Data Management | Nursing homework help
Part 1: Ordering & Grouping Data with Excel and SPSS
The “Example Dataset” includes variables such as age, sex, education level, income, minutes of exercise per week, and body mass index (BMI). The following steps in Excel or SPSS Statistics were used to organize data:
- Ordering observations according to age: In Excel, the data were sorted by age in ascending order using the “Sort & Filter” function. In SPSS, the data were ordered by age using the “Data” menu and selecting “Sort Cases.”
- Calculating the average age and income of males, females, and their observations: To analyze the data in Excel by sex, create a pivot tableau. SPSS created a split folder to allow for separate analysis of the data. Data were then analyzed separately by males and women, with the income calculated using descriptive statistics.
- Creating a new variable titled “Exercise Group” based on the variable “Minutes Exercise”: In Excel, a new column was created and the “IF” function was used to assign a value of 1-5 to each observation based on the range of minutes of exercise per week. In SPSS, a new variable was created using the “Recode into Different Variable” function, and the values were assigned based on the same ranges as in Excel.
Part 2: Data Interpretation
- Levels of measurement for each variable. Age, a continuous variable that is measured in years, can be measured using the following measures: There are two types of gender, male and female. The ordinal variable Education Level has five types (1 = lower than high school; 2 = higher school; 3 = some college; 4 = college and 5 = graduate degrees). In dollars, income can be described as a continuous variable. A continuous variable that is measured in minutes per week, it’s the number of minutes spent exercising. The body mass index (BMI), is a continuous variable that measures weight in kilograms divided by height (in meters).

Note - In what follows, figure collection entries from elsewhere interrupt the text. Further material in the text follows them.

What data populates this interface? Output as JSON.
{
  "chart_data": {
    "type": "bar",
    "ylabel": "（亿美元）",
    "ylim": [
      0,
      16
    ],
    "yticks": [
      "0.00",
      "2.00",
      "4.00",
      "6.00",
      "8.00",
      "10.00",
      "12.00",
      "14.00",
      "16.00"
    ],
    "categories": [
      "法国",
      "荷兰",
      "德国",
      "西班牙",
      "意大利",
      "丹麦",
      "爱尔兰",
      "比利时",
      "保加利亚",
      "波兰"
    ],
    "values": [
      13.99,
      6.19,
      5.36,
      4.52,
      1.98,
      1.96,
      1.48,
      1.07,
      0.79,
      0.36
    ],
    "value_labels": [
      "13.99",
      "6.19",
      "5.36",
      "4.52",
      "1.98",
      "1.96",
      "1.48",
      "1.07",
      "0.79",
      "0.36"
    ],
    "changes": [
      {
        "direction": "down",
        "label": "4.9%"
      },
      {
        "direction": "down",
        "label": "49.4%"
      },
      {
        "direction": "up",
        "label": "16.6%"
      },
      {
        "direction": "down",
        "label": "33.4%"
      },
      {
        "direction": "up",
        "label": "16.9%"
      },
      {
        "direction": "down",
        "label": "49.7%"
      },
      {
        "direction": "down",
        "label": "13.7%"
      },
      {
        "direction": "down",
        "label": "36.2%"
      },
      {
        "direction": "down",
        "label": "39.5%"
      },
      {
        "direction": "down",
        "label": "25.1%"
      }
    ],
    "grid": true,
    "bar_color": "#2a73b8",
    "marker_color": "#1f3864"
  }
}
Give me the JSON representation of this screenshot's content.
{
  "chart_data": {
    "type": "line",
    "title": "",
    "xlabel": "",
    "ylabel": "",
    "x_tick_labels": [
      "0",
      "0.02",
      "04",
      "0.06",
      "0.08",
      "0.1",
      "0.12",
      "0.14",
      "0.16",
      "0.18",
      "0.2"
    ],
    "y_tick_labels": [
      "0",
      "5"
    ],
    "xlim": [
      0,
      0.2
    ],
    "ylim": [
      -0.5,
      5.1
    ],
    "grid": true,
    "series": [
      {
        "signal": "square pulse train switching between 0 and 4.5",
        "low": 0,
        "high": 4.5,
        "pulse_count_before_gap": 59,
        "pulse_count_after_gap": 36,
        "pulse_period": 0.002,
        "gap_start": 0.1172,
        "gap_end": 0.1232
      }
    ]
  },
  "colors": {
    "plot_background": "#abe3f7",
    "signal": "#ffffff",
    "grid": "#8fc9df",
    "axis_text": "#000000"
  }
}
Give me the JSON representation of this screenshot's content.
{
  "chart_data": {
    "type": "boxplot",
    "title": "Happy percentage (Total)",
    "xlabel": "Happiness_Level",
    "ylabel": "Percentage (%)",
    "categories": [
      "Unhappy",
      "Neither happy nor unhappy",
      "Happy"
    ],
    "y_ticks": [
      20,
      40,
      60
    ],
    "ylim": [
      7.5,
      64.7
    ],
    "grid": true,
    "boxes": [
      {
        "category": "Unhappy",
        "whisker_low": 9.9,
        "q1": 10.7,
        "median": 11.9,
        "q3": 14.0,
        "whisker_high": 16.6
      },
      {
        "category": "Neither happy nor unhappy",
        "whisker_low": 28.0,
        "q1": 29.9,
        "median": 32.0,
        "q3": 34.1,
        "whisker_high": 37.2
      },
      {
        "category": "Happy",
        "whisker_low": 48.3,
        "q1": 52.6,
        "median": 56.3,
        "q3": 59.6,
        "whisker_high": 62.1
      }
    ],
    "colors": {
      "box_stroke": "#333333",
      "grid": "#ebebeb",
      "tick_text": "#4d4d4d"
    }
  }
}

- An age order of data gave insight to the age distribution, which included minimum and maximal ages, median ages and the range of age. Because age is a variable that can cause data to be inconsistent, knowing how the sample’s age distribution can aid in determining if data represent a specific population.
- The process used to group the data in Excel and SPSS involved creating a new variable based on the variable “Minutes Exercise.” The purpose of this was to create categories of exercise that could be analyzed and compared across other variables. This grouping allowed for the identification of patterns and relationships among exercise and income variables, such as BMI and income.
- When we grouped the variables according to exercise category, there was a noticeable difference in income for those who exercised less than thirty minutes per week than for those who exercised more than thirty minutes each week. People who exercised longer than 30 minutes per semaine had higher incomes than those who exercised less than 30 minutes each week. It is possible that income may influence exercise, so people with more income may find it easier to get regular exercise.
- This observational study does not involve manipulation of variables nor random assignment to different groups. An appropriate study question for this dataset could be: “Is there a relationship between exercise and BMI, controlling for age, sex, education level, and income?” This question could be answered using regression analysis to determine the extent to which exercise predicts BMI after controlling for other variables.